In a news conference, Andrej Mahecic, a UNHCR spokesman, said the organization is expecting an explanation from the Indian authorities on the deportation of seven refugees to Myanmar.
Mahecic said around 18,000 Rohingya Muslims — who were registered to UNHCR — are living as a refugee in India’s several regions. The agency had issued IDs for the refugees to prevent their deportation or arrest.
“The context, as I said, of this return is worrying given what has been happening and the scope of the refugee crisis that we have seen unfolding in Myanmar, especially with more than 720,000 people fleeing toward Bangladesh and other countries in the area,” he said.
On Thursday, India deported seven Rohingya Muslims to Myanmar, hours after the country’s top court refused to stop the government from deporting them.

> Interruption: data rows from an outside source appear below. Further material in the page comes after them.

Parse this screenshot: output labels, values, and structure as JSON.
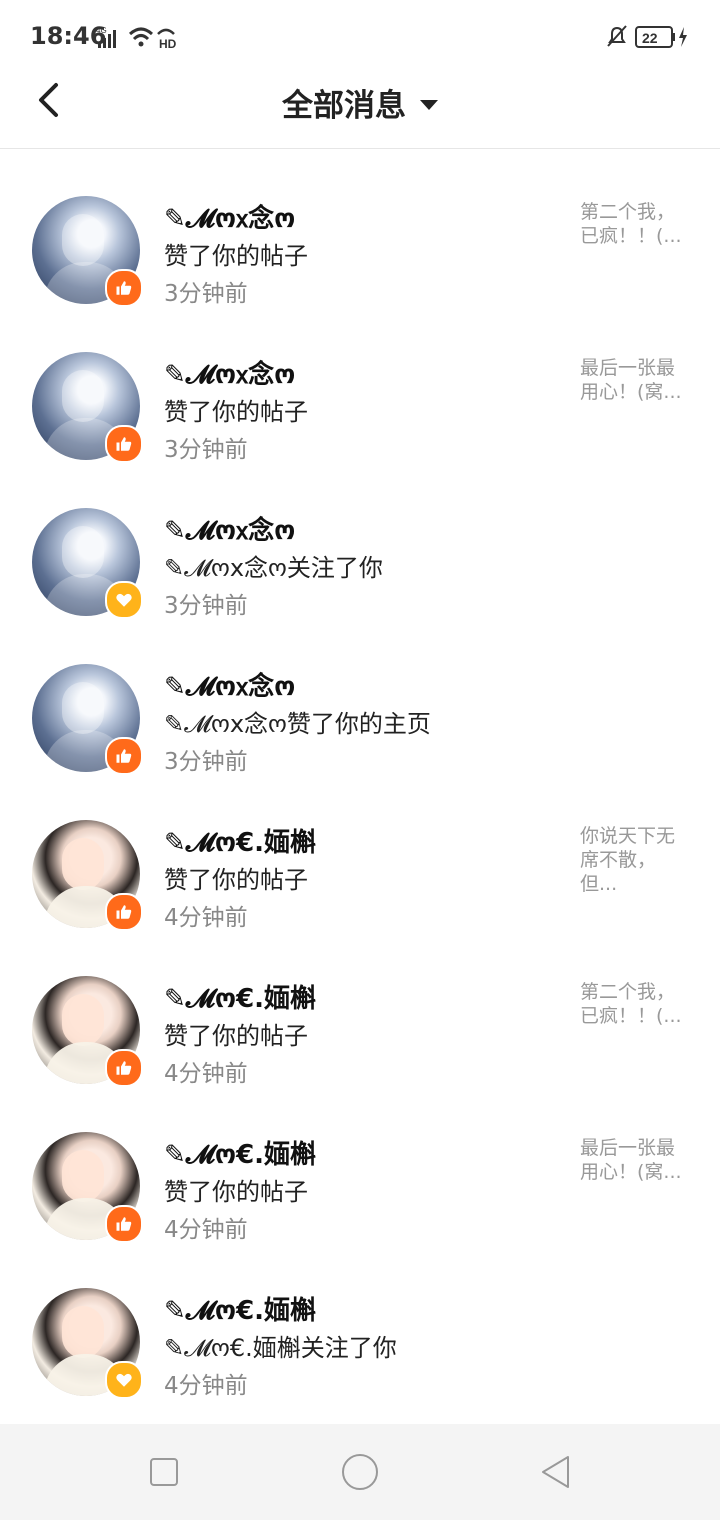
{
  "status_bar": {
    "time": "18:46",
    "network_label": "4G",
    "hd_label": "HD",
    "battery_level": "22",
    "icons": [
      "signal-icon",
      "wifi-icon",
      "hd-icon",
      "mute-bell-icon",
      "battery-icon",
      "charging-icon"
    ]
  },
  "header": {
    "title": "全部消息",
    "back_icon": "chevron-left-icon",
    "dropdown_icon": "caret-down-icon"
  },
  "messages": [
    {
      "name": "✎𝓜ო𝗑念ო",
      "action": "赞了你的帖子",
      "time": "3分钟前",
      "preview": "第二个我，\n已疯！！(...",
      "badge": "like",
      "avatar": "blue"
    },
    {
      "name": "✎𝓜ო𝗑念ო",
      "action": "赞了你的帖子",
      "time": "3分钟前",
      "preview": "最后一张最\n用心！(窝...",
      "badge": "like",
      "avatar": "blue"
    },
    {
      "name": "✎𝓜ო𝗑念ო",
      "action": "✎𝓜ოx念ო关注了你",
      "time": "3分钟前",
      "preview": "",
      "badge": "follow",
      "avatar": "blue"
    },
    {
      "name": "✎𝓜ო𝗑念ო",
      "action": "✎𝓜ოx念ო赞了你的主页",
      "time": "3分钟前",
      "preview": "",
      "badge": "like",
      "avatar": "blue"
    },
    {
      "name": "✎𝓜ო€.媔槲",
      "action": "赞了你的帖子",
      "time": "4分钟前",
      "preview": "你说天下无\n席不散，\n但...",
      "badge": "like",
      "avatar": "girl"
    },
    {
      "name": "✎𝓜ო€.媔槲",
      "action": "赞了你的帖子",
      "time": "4分钟前",
      "preview": "第二个我，\n已疯！！(...",
      "badge": "like",
      "avatar": "girl"
    },
    {
      "name": "✎𝓜ო€.媔槲",
      "action": "赞了你的帖子",
      "time": "4分钟前",
      "preview": "最后一张最\n用心！(窝...",
      "badge": "like",
      "avatar": "girl"
    },
    {
      "name": "✎𝓜ო€.媔槲",
      "action": "✎𝓜ო€.媔槲关注了你",
      "time": "4分钟前",
      "preview": "",
      "badge": "follow",
      "avatar": "girl"
    }
  ],
  "nav_bar": {
    "icons": [
      "recent-apps-icon",
      "home-icon",
      "back-icon"
    ]
  },
  "colors": {
    "like_badge": "#ff6a1a",
    "follow_badge": "#ffb31a",
    "time_text": "#888888",
    "preview_text": "#999999"
  }
}
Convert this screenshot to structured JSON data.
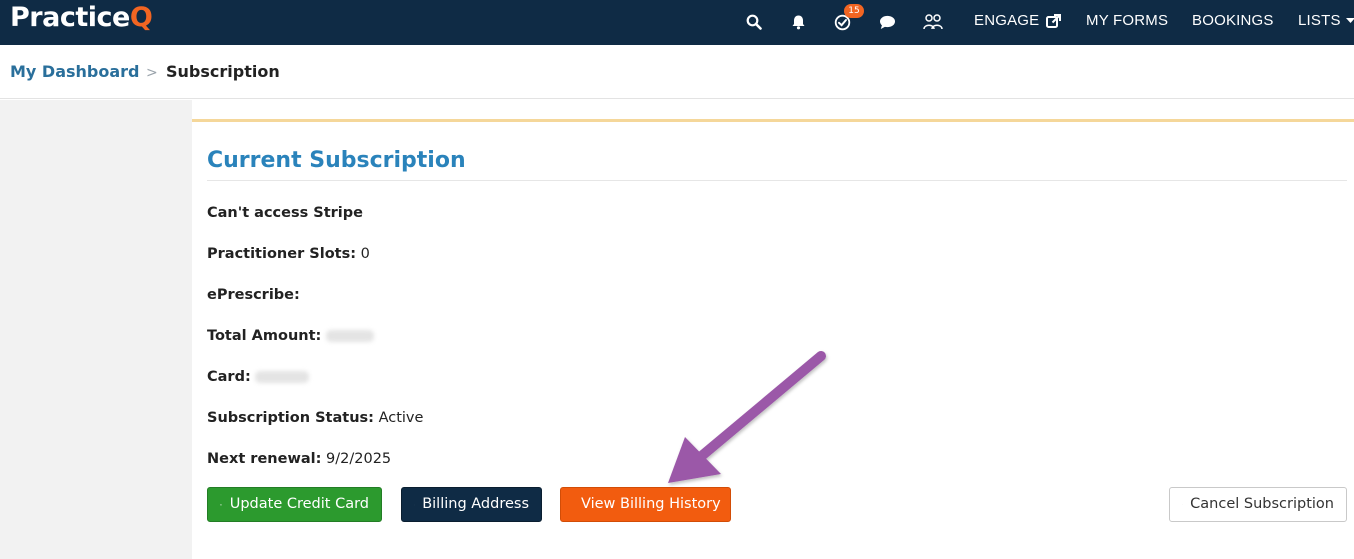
{
  "app": {
    "logo_main": "Practice",
    "logo_q": "Q"
  },
  "navbar": {
    "badge_count": "15",
    "links": {
      "engage": "ENGAGE",
      "my_forms": "MY FORMS",
      "bookings": "BOOKINGS",
      "lists": "LISTS"
    }
  },
  "breadcrumb": {
    "home": "My Dashboard",
    "separator": ">",
    "current": "Subscription"
  },
  "subscription": {
    "title": "Current Subscription",
    "stripe_notice": "Can't access Stripe",
    "practitioner_slots_label": "Practitioner Slots:",
    "practitioner_slots_value": "0",
    "eprescribe_label": "ePrescribe:",
    "eprescribe_value": "",
    "total_amount_label": "Total Amount:",
    "card_label": "Card:",
    "status_label": "Subscription Status:",
    "status_value": "Active",
    "next_renewal_label": "Next renewal:",
    "next_renewal_value": "9/2/2025"
  },
  "actions": {
    "update_card": "Update Credit Card",
    "billing_address": "Billing Address",
    "view_billing_history": "View Billing History",
    "cancel_subscription": "Cancel Subscription"
  },
  "colors": {
    "navbar": "#0f2b45",
    "accent_orange": "#f25c0f",
    "title_blue": "#2a83bb",
    "green": "#2c9a2e",
    "annotation_arrow": "#9b59a8"
  },
  "icons": {
    "search": "search-icon",
    "bell": "bell-icon",
    "tasks": "check-circle-icon",
    "chat": "chat-bubble-icon",
    "team": "people-icon",
    "external": "external-link-icon",
    "caret": "caret-down-icon",
    "card": "credit-card-icon",
    "pin": "map-pin-icon",
    "list": "list-icon",
    "warning": "warning-icon"
  }
}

The immigrants were detained in 2012 and since then they were kept at the Silchar central prison in Cachar district of Assam, the northeastern state of India.
Since Aug. 25, 2017, nearly 24,000 Rohingya Muslims have been killed by Myanmar’s state forces, according to a report by the Ontario International Development Agency (OIDA).
More than 34,000 Rohingya were also thrown into fires, while over 114,000 others were beaten, said the OIDA report, entitled “Forced Migration of Rohingya: The Untold Experience”.
Some 18,000 Rohingya women and girls were raped by Myanmar’s army and police, and over 115,000 Rohingya houses were burned down and 113,000 others vandalized, it added.
According to Amnesty International, more than 750,000 Rohingya refugees, mostly children and women, fled Myanmar and crossed into Bangladesh after Myanmar forces launched a crackdown on the minority Muslim community in August 2017.
The Rohingya, described by the UN as the world’s most persecuted people, have faced heightened fears of attack since dozens were killed in communal violence in 2012.
The UN has documented mass gang rapes, killings — including of infants and young children — brutal beatings, and disappearances committed by Myanmar state forces. In a report, UN investigators said such violations may have constituted crimes against humanity.